Sunday, July 1, 2012

Religion & Weather in Rome

Italy is a predominately a Roman Catholic country with 97.67% baptized as Catholic's. Today, you may find  minorities of Muslim (immigrants) and Jews with very few Christian Protestants due to a history of persecution and intolerance that has continued until modern times. The Catholic Church was the State Church until it was dis-enfranchised with the 1948 Constitution, then definitely with the 1984 revision of the Lateran Treaty. In Italy in 2006 there were 53 million of Christians (all denominations), 4 million Atheists and Agnostics, 1,210,00 Muslims, 160,000 Buddhists, 115,000 Hinduists, 70,000 Sikhs, 45,000 Hebrews, 15,000 Pagans.

What do the 15,000 Pagans worship, especially with the Vatican right around the corner? The Religion Romona is the per-Christian religion of Rome. Sometimes called "Roman Paganism", the modern practice of the Religion Ramona is an attempt to reconstruct the ancient faith of Rome as closely as possible, making as few concessions to modern sensibilities as possible. As with other forms of historical re-constructionist paganism, every attempt is made to rely on actual historical and archaeological evidence, and interpolations are made only when the primary sources are silent, and then we strive to be consistent with them.
The Religion Ramona began as the simple earth-based faith of the farmers of the village of Rome.

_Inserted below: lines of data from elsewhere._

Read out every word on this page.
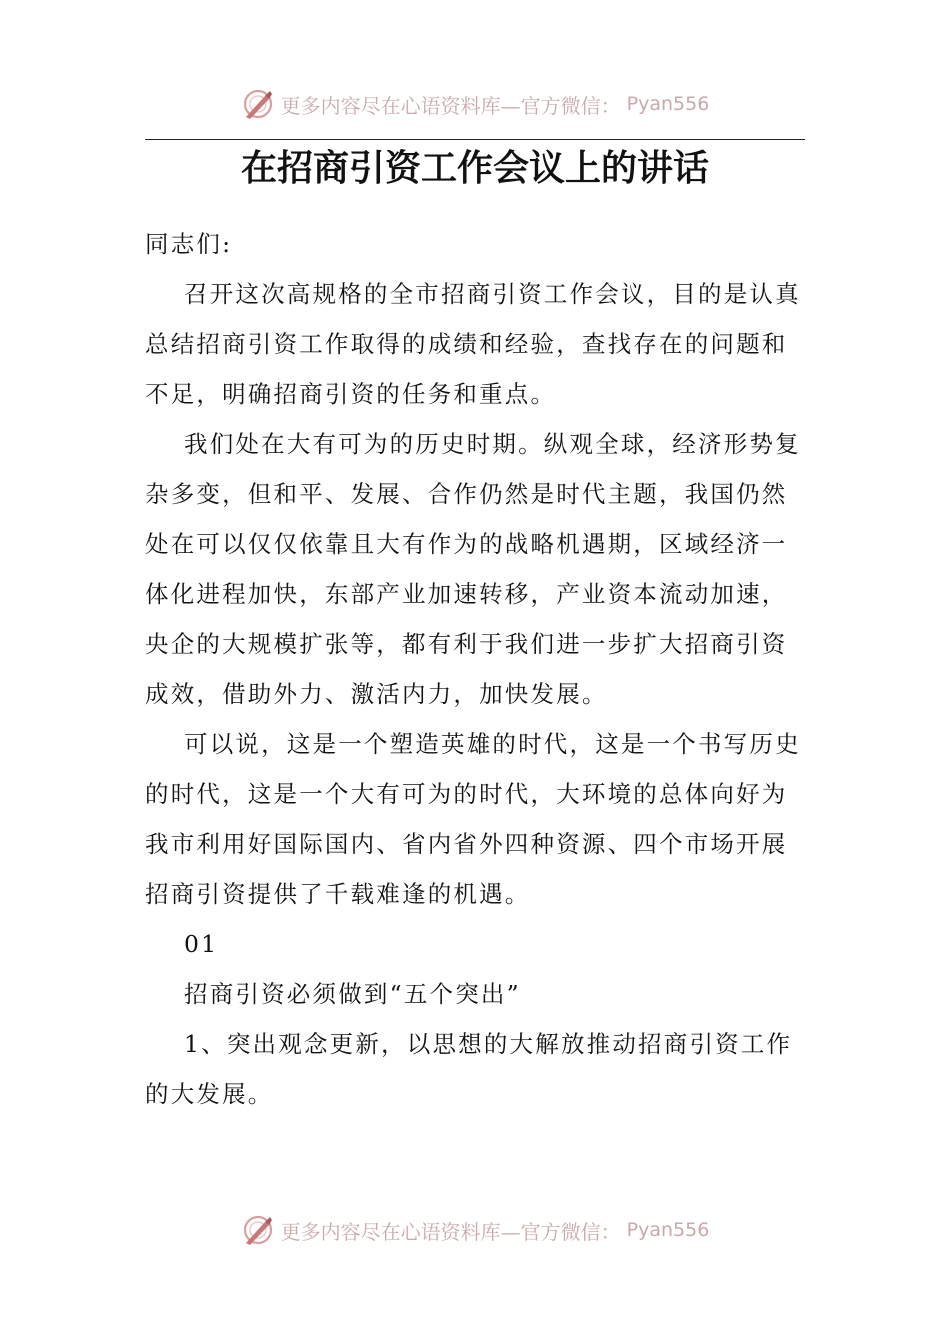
更多内容尽在心语资料库—官方微信： Pyan556
在招商引资工作会议上的讲话

同志们:

召开这次高规格的全市招商引资工作会议，目的是认真总结招商引资工作取得的成绩和经验，查找存在的问题和不足，明确招商引资的任务和重点。

我们处在大有可为的历史时期。纵观全球，经济形势复杂多变，但和平、发展、合作仍然是时代主题，我国仍然处在可以仅仅依靠且大有作为的战略机遇期，区域经济一体化进程加快，东部产业加速转移，产业资本流动加速，央企的大规模扩张等，都有利于我们进一步扩大招商引资成效，借助外力、激活内力，加快发展。

可以说，这是一个塑造英雄的时代，这是一个书写历史的时代，这是一个大有可为的时代，大环境的总体向好为我市利用好国际国内、省内省外四种资源、四个市场开展招商引资提供了千载难逢的机遇。

01

招商引资必须做到“五个突出”

1、突出观念更新，以思想的大解放推动招商引资工作的大发展。

更多内容尽在心语资料库—官方微信： Pyan556
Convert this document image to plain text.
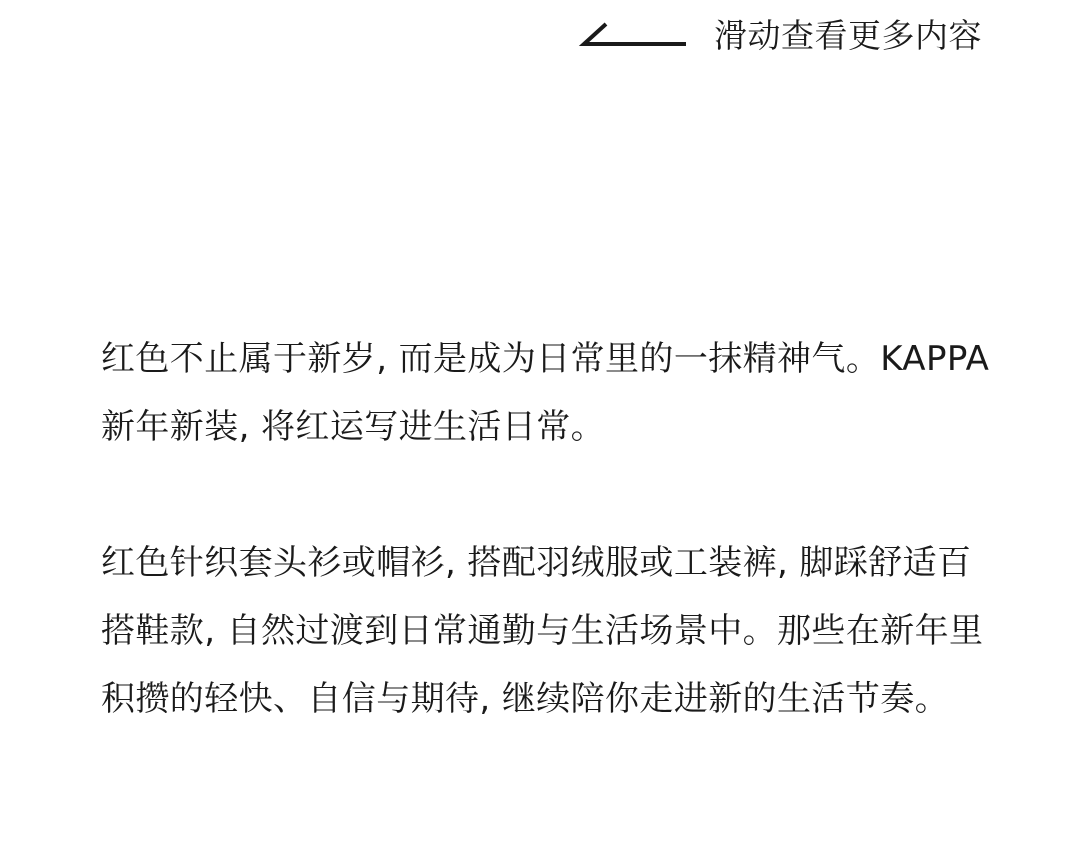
滑动查看更多内容

红色不止属于新岁, 而是成为日常里的一抹精神气。KAPPA
新年新装, 将红运写进生活日常。

红色针织套头衫或帽衫, 搭配羽绒服或工装裤, 脚踩舒适百
搭鞋款, 自然过渡到日常通勤与生活场景中。那些在新年里
积攒的轻快、自信与期待, 继续陪你走进新的生活节奏。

Influenced by their Etruscan (and later Greek) neighbors, the Romans developed a complex State Religion that emphasized duty to the Gods (pietas) and serving them through exactly prescribed rituals.

Rome's mild climate makes it popular to visit year-round; however, spring and autumn are without doubt the best times to visit, with generally sunny skies and mild temperatures (although late autumn, November, can be rainy).
Unfortunately, these times are also the peak tourist season, when the tour buses pour in and tourists are herded around like cattle. July and August are unpleasantly hot, and Romans traditionally desert the stiflingly hot city in August, with many businesses closing; try to avoid visiting at this time. From December to February there is briskly cold weather, although it's rarely grey and gloomy.